The advantage of separating the construction from solving the system is that the decomposition can be reused for multiple systems. The .solve() method can also be called with a matrix as input. This will solve the system for each column in the matrix. As the following code illustrates:

std::MatrixXd A(10, 10);
A.setRandom();

std::MatrixXd b(10, 10);
b.setRandom();

std::FullPivLU<MatrixXd> ldlt(A);
MatrixXd x = ldlt.solve(b);

utils::print("The solution is:\n", x);

This produces the following output:

The solution is:
[[  1.18453,  -0.410319,  -0.623361,  -0.321932, -0.0895882,  0.0497296,  -0.648823,   0.124508,   0.493074,   0.480588],
 [ 0.535632,  0.0616908,   -0.28512,  -0.318507, 0.00406816,  0.0258458, -0.0848685,  -0.477436,    1.24756,   0.838648],
 [-0.0107144,  -0.367311,   0.244476,   0.137709,  -0.815272,  -0.280075,  -0.628219,   0.208019,  -0.206337,  -0.640611],
 [  -2.13074,    1.62113, -0.0941863,       1.03,   -0.03775,    1.03846,   0.293851,    1.14827,   -3.90631,   -1.16682],
 [  0.879087,   0.477271,   -1.28075,    1.28879,    2.52322,    -1.4507,    1.27269,  -0.578986,    0.24615,    2.08061],
 [ -0.732436,  -0.704311,    1.06786,  -0.596086,    -2.3671,    1.43309,   -1.39648,  0.0979355,  -0.356579,   -1.55783],
 [  0.127638,  -0.668733,  -0.507232, -0.0496553,   0.521617,   0.220945,   -0.16289,  -0.664471,    1.69368,   0.876999],
 [ -0.569963, -0.0353519,  -0.507716,  0.0109401,   0.415603,   0.829978,  -0.209561,  0.0241958,  -0.291877, -0.0407887],
 [  -2.30094,    1.32775,  -0.272818,   0.388941,   -0.53578,    1.08094,   0.510719,   0.903556,   -4.88332,   -1.75593],
 [   1.01693,   0.242351,  -0.251851,   -1.13456,    0.28466,  -0.149436,   -0.17369,   0.721883,   0.108984,  0.0144817]]

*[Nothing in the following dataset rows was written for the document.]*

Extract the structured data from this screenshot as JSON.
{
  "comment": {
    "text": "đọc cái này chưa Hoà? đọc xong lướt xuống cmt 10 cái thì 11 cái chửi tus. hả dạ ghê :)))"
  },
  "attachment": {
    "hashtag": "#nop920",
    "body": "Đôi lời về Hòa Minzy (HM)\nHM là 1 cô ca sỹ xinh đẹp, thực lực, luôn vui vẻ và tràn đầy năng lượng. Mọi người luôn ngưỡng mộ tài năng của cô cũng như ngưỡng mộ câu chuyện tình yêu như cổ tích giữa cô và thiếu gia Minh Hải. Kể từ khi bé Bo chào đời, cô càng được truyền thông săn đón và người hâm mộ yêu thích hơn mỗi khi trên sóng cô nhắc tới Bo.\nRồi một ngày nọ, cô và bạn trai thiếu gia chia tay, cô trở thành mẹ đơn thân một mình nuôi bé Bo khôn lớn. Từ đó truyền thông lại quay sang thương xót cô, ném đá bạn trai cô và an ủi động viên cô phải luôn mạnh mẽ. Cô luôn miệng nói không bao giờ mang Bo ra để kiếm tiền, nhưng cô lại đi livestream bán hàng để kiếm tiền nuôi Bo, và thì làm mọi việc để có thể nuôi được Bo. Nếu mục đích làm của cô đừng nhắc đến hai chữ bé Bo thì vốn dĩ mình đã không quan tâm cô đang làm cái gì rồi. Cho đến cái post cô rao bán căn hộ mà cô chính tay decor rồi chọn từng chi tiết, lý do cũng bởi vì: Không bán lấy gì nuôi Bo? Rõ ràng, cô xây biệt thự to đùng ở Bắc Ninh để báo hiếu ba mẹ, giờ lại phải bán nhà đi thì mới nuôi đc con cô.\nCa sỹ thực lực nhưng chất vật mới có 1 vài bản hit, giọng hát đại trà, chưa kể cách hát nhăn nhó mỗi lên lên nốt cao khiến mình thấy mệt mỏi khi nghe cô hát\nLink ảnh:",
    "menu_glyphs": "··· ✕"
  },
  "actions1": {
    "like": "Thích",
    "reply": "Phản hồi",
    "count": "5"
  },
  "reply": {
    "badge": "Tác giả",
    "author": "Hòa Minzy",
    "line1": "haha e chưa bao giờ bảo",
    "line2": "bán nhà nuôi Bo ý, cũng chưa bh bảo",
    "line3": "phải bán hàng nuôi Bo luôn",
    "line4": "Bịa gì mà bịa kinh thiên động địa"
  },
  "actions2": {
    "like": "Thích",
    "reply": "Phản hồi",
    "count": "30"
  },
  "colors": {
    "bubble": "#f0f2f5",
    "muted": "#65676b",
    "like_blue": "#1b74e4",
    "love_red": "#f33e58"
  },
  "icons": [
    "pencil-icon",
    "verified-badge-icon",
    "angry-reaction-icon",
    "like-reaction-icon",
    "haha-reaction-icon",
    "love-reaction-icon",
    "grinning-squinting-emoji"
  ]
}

Best Practices and Integration

In many cases you will have to use Eigen together with other libraries and frameworks. This section will give some advice on how to do this.

Returning Matrices from functions

The preferred way of returning Eigen-arrays from functions is to return them by value. Eigen in combination with C++ return value optimisation will provide mechanism to avoid unnecessary copying of the returned matrix. An example of this is given below:

Eigen::MatrixXd foo()
{
    Eigen::MatrixXd A(10, 10);
    A.setRandom();
    return A;
}

int main()
{
    Eigen::MatrixXd B = foo();
    utils::print(B);
}

Passing Matrices to functions

If you really want to make sure no copying is performed it is recommended to pass the Eigen-array as a parameter to the function. This is shown in the following example:

void bar(const Eigen::MatrixXd& A)
{
    utils::print(A);
}

int main()
{
    Eigen::MatrixXd B(10, 10);
    B.setRandom();
    bar(B);
}

Note

The const keyword is used to indicate that the matrix can not be modified in the function.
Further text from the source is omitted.